ICMBio descarta causa natural em incêndio em Ilha Grande
Fogo no parque nacional foi controlado na quarta (21) e destruiu quase 48 mil hectares
PUBLICAÇÃO
sexta-feira, 23 de agosto de 2019
Fogo no parque nacional foi controlado na quarta (21) e destruiu quase 48 mil hectares
Fernanda Circhia - Grupo Folha 
Após a força-tarefa para debelar o último foco de incêndio no fim da tarde de quarta-feira (21) no Parque Nacional de Ilha Grande (Noroeste), o chefe do núcleo de gestão integrada do ICMbio (Instituto Chico Mendes de Conservação da Biodiversidade) rio Paraná, Erick Caldas Xavier, descartou qualquer a hipótese de que a causa do incêndio tenha sido natural.
"Não foram registradas tempestades, raios e nem calor suficiente para combustão instantânea. Eram dias frios. A única situação climática era o tempo seco. Além disso, todos os focos de incêndio começaram em áreas com grande movimentação de pessoas", afirmou. Além disso, não chove na região há mais de um mês. No entanto, somente as perícias do ICMBio, Ibama (Instituto Brasileiro do Meio Ambiente e dos Recursos Naturais Renováveis) e Polícia Federal poderão confirmar a causa do início do fogo.
As equipes do parque continuarão monitorando a área para evitar possíveis novos focos de incêndio no local, além de fiscalizar caçadores, que, segundo o chefe do núcleo de gestão integrada do ICMbio, se aproveitam da fragilidade da fauna, e também pessoas que tentam invadir o local com o intuito de construir casas e abrir roça nas áreas queimadas.
O incêndio durou cerca de dez dias e começou na praia do Pacaraí, no interior do Parque Nacional de Ilha Grande.

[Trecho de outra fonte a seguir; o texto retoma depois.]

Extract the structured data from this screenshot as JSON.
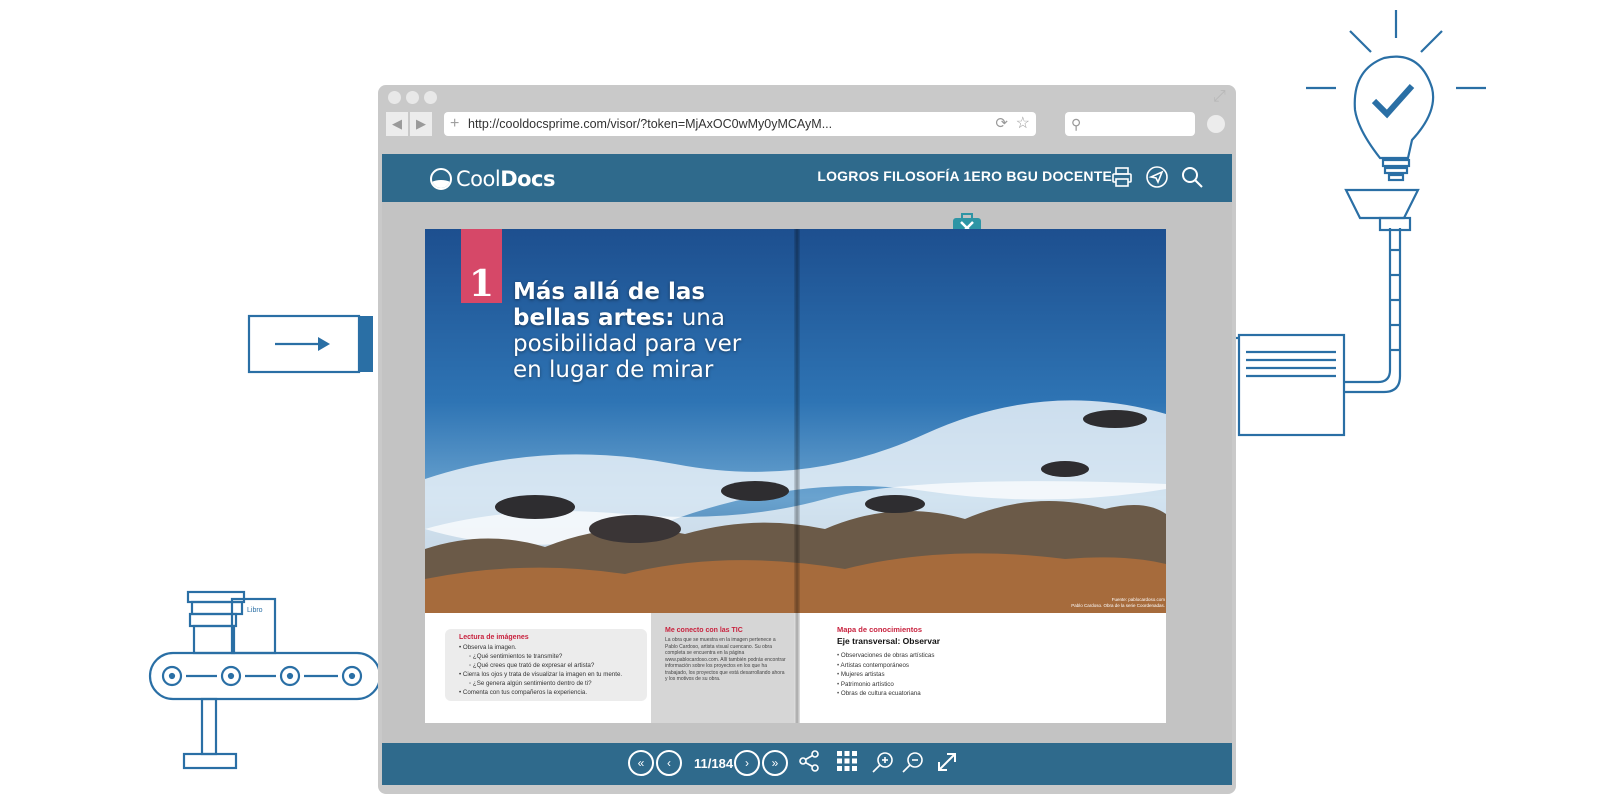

Segundo o ICMBio, outro foco surgiu nas proximidades da lagoa Jatobá, se alastrando pela ilha. Conforme a última atualização do ICMBio, ao todo foram consumidos 47.440,62 hectares de uma área de 76.138,19, o que representa 62,31% da área do parque.
Xavier explicou ainda que incêndios são registrados no parque todos os anos. "O fogo está associado ao ecossistema do parque, no entanto, de tempos em tempos podem ocorrer esses incêndios catastróficos quando acumula muita biomassa e quando ocorrem focos em várias partes do parque. Desta vez foi na Ilha Grande e Várzea Continental. Duas semanas atrás foi na segunda maior ilha, a Bandeirantes. Assim, vão sobrando poucos refúgios para a fauna."
Caldas adiantou que as equipes constaram a presença de vários animais vivos na região, onde é possível encontrar cervos do Pantanal, onças-pardas e onças-pintadas e várias espécies de aves, uma vez que a área é região de rota migratória.
O último foco de incêndio combatido na tarde de quarta-feira (21) ameaçava algumas propriedades rurais e a lagoa Xambrê, considerada a maior do Paraná. "A lagoa Xambrê é super importante. Nós vamos começar um programa de ecoturismo e turismo rural em uma parceria muito bacana com a comunidade e produtores rurais", adiantou.
O Coripa (Consórcio Intermunicipal para Conservação do Remanescente do Rio Paraná e Áreas de Influência) divulgou nota de agradecimento após a força-tarefa realizada nos últimos dias. "A força-tarefa de combate aos incêndios do Parque Nacional de Ilha Grande contou com aproximadamente 75 corajosas almas, num esforço conjunto envolvendo o ICMBio (órgão gestor da unidade), Corpo de Bombeiros do Paraná, Batalhão de Polícia Militar de Operações Aéreas e funcionários do Parque Nacional do Iguaçu. Os bombeiros e a Polícia Militar Ambiental do Mato Grosso do Sul ficaram de prontidão para combater o fogo no lado do parque voltado ao Estado vizinho", diz trecho da nota.